Лип-Лип всю свою жизнь провел в лагере и не раз дрался с щенками. Три раза, четыре раза, наконец, шесть раз вонзились его острые зубы в нового пришельца, пока Белый Клык, визжа от боли, не убежал позорно к матери. Это была их первая стычка, за которой последовало бесконечное количество других, ибо Белый Клык и Лип-Лип родились врагами и вражда вспыхнула между ними с первого взгляда.

Кича нежно облизала Белого Клыка, стараясь удержать его около себя. Но любопытство не давало ему покоя, и несколько минут спустя он предпринял новое путешествие. На этот раз он наткнулся на одного из людей – Серого Бобра, который сидел на корточках и делал что-то с палками и разложенным на земле сухим мхом. Белый Клык подошел и стал наблюдать. Серый Бобр издал какие-то звуки ртом, в которых Белый Клык не усмотрел ничего враждебного и подошел еще ближе.
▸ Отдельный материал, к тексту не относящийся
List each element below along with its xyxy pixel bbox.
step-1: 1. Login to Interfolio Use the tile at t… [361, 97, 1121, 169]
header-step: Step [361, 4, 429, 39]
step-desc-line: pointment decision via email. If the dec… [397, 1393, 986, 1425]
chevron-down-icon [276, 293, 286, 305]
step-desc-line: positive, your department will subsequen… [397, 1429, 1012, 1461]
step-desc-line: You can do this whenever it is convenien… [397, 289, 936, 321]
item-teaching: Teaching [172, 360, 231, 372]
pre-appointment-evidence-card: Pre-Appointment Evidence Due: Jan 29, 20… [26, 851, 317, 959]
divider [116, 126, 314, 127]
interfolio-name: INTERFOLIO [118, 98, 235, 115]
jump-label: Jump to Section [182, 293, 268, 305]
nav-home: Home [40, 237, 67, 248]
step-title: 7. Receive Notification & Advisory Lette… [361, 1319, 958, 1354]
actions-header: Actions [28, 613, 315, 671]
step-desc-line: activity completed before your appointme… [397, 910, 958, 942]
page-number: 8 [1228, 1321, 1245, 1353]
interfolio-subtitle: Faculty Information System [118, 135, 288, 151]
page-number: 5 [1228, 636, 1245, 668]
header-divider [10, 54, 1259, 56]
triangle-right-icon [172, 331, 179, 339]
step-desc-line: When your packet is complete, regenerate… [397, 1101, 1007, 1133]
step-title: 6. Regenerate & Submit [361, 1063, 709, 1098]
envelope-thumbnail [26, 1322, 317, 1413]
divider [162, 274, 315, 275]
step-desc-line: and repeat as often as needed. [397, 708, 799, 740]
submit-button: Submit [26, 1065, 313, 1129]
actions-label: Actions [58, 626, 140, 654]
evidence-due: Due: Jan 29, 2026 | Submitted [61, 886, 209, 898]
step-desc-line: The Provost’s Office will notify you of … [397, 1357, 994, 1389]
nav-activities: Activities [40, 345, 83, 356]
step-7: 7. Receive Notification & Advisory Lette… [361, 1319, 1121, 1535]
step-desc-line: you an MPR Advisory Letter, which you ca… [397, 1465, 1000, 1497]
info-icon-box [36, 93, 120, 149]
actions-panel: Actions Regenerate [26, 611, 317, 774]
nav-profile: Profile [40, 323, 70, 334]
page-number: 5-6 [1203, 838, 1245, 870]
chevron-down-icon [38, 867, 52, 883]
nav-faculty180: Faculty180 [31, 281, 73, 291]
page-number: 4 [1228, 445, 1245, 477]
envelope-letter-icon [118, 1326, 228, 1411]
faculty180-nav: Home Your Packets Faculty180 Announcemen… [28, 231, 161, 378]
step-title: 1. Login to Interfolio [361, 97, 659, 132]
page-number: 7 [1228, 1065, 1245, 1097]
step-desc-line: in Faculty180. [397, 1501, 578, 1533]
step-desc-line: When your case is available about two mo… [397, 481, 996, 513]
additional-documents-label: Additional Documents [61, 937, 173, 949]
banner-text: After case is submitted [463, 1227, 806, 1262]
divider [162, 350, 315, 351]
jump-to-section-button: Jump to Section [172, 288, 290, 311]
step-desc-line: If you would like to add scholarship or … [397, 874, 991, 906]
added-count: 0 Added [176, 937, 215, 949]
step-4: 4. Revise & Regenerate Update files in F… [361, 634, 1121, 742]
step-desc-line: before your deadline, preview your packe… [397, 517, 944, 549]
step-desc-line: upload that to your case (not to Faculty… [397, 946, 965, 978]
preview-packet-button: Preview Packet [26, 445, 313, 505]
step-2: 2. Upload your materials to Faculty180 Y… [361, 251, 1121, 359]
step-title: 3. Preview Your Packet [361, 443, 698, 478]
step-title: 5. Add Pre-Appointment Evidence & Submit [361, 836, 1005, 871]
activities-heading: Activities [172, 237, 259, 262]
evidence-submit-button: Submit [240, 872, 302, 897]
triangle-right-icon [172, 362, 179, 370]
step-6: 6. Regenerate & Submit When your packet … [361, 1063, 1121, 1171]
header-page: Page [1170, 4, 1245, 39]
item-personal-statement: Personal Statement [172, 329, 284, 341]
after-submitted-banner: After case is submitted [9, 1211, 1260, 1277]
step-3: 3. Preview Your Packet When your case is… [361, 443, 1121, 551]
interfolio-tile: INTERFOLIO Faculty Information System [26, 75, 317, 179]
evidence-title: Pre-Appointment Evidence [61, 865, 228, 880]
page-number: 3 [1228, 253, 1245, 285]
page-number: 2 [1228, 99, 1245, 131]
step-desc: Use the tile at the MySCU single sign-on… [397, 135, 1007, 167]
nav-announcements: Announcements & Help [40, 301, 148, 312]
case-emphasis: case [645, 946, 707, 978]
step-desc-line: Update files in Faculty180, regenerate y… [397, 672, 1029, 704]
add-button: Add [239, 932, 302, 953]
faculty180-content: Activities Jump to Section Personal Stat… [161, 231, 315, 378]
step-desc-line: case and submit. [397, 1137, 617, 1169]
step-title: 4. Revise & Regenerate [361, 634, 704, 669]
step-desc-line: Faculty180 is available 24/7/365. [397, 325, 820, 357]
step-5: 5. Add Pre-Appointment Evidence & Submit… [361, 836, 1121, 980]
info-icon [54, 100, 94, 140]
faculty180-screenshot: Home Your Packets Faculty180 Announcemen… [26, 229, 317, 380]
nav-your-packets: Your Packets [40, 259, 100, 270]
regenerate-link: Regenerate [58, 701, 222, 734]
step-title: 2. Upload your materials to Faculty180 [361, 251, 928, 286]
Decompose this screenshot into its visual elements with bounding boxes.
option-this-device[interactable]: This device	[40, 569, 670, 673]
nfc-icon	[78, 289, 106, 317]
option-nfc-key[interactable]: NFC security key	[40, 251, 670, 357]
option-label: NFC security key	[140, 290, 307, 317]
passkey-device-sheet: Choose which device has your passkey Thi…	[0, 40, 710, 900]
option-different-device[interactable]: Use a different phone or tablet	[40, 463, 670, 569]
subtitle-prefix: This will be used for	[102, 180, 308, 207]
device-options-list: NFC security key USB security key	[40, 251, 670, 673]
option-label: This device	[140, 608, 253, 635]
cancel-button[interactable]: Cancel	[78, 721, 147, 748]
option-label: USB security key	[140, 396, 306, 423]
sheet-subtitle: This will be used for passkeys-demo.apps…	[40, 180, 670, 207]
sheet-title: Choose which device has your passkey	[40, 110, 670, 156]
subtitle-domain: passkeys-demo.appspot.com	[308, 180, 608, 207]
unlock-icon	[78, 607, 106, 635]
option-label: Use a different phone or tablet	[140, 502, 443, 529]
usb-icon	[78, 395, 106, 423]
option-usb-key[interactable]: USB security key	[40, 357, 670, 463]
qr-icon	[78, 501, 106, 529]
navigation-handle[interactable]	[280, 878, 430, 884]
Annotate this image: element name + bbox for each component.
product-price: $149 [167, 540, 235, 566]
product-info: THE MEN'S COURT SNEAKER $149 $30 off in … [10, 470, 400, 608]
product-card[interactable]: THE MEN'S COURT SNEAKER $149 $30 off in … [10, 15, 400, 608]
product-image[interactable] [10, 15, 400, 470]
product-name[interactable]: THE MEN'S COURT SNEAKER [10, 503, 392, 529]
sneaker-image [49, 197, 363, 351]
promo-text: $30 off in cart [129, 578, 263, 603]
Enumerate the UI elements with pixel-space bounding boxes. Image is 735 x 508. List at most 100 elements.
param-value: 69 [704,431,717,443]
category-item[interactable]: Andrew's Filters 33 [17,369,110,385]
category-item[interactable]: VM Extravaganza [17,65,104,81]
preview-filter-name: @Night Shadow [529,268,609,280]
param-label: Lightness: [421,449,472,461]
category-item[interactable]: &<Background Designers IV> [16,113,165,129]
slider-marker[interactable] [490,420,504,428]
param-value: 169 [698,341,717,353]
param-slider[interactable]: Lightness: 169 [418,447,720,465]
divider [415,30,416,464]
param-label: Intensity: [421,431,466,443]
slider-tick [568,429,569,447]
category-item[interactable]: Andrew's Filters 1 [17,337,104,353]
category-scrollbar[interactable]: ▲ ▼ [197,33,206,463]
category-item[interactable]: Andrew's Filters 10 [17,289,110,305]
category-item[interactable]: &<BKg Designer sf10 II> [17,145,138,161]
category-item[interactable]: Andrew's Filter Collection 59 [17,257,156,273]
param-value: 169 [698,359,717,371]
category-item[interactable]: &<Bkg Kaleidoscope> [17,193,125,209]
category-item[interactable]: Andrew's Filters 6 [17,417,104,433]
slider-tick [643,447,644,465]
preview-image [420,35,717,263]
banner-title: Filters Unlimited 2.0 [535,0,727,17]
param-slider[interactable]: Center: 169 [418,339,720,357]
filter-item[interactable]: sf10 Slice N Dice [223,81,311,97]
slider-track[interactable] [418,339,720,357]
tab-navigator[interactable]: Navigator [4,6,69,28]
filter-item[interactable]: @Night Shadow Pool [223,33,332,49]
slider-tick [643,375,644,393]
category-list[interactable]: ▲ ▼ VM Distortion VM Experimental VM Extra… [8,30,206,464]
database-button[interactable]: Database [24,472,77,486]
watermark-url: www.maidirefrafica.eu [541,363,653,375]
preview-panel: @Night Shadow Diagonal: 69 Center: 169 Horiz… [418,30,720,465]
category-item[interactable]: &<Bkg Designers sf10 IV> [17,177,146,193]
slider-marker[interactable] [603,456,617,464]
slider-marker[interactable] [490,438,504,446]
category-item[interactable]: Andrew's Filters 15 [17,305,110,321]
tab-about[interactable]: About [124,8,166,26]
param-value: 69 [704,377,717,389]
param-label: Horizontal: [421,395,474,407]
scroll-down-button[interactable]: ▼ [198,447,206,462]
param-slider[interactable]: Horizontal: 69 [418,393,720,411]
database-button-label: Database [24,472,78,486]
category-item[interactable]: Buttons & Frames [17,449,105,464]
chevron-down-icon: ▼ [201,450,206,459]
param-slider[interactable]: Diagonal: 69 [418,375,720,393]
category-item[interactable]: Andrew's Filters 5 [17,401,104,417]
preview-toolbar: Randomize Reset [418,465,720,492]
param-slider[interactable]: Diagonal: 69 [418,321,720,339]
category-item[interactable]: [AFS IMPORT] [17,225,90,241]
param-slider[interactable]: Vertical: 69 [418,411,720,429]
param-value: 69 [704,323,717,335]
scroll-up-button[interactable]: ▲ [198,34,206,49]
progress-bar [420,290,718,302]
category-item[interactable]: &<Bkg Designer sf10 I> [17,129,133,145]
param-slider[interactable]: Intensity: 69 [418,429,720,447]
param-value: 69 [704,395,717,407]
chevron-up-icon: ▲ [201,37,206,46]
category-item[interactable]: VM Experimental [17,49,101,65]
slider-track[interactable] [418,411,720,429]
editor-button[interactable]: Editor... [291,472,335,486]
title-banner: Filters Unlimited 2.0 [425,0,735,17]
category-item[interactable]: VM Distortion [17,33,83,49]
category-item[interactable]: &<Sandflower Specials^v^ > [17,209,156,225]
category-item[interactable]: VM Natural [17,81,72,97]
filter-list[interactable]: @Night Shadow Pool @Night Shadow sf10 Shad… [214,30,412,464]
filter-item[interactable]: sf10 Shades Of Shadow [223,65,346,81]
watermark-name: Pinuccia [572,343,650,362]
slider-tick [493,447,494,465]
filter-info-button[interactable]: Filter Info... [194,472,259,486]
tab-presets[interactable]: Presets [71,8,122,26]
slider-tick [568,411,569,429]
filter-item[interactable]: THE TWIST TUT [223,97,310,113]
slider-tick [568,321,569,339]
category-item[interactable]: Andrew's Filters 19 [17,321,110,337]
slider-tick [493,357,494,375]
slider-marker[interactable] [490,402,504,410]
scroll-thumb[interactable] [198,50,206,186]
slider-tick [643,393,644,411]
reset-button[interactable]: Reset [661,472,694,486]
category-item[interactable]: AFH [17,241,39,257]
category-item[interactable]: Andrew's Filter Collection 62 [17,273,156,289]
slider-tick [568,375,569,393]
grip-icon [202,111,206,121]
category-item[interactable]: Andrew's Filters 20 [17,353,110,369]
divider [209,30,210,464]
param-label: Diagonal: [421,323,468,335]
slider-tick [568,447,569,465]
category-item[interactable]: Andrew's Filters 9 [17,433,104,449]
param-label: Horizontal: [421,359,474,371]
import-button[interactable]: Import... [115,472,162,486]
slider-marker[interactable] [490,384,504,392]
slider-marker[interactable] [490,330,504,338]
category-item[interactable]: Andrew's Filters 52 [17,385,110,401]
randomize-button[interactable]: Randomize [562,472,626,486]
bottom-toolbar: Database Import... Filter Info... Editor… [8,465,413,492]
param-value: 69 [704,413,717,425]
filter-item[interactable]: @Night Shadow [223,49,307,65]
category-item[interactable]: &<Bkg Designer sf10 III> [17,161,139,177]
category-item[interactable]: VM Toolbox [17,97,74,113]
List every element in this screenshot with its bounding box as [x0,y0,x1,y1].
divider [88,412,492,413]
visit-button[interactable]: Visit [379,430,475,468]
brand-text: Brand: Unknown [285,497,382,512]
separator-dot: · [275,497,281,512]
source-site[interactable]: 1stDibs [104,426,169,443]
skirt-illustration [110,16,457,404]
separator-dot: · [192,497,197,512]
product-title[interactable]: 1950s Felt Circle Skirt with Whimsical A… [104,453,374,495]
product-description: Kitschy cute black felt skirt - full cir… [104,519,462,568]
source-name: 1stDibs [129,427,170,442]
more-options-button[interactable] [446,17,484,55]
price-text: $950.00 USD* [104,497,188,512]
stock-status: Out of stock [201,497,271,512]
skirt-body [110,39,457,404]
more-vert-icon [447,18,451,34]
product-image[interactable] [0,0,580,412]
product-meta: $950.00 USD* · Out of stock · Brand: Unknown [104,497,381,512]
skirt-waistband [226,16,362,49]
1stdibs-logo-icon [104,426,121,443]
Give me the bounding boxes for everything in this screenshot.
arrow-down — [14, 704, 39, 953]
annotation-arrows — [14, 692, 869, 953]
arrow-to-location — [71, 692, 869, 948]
Женщины и дети приносили все новые палки и ветки Серому Бобру. По-видимому, дело было важное. Белый Клык все приближался, пока, позабыв о страхе и движимый любопытством, он не коснулся колена Серого Бобра. Вдруг он заметил, что из-под пальцев Серого Бобра от палок и ветвей поднимается что-то странное, вроде тумана. Затем между палками появилось нечто живое, трепещущее и вьющееся, цветом похожее на солнце. Белый Клык никогда не видел огня. Он притягивал его, как некогда, в дни его детства, свет, проникавший в пещеру через входное отверстие. Он прополз несколько шагов, отделявших его от огня, и услышал за собой смех Серого Бобра, но понял, что смех этот не враждебный. Затем он коснулся носом пламени и высунул свой маленький язык.

На мгновенье он остолбенел. Неизвестное, скрывавшееся между палками и мхом, больно схватило его за нос. Он отскочил и дико завизжал. Услышав его голос, Кича зарычала, дергая за конец палки; она была в ярости от того, что не могла помочь волчонку. Но Серый Бобр громко расхохотался, ударил себя по бедрам и стал рассказывать остальным о том, что произошло. Поднялся общий смех. А Белый Клык, присев на задние лапы, жалобно визжал, и вся его маленькая одинокая фигурка казалась необычайно жалкой и беспомощной среди этих рослых людей-животных.

Такой сильной боли он не испытывал еще ни разу в жизни. Нос и язык были обожжены живым веществом, похожим на солнце, которое выросло вдруг между пальцами Серого Бобра. Он плакал, плакал горько и безутешно, и каждый новый вопль вызывал неудержимый взрыв смеха животных-людей. Он попробовал успокоить боль, облизав свою морду, но язык был тоже обожжен, и от прикосновения одного обожженного места к другому боль еще обострилась, и он закричал сильнее прежнего.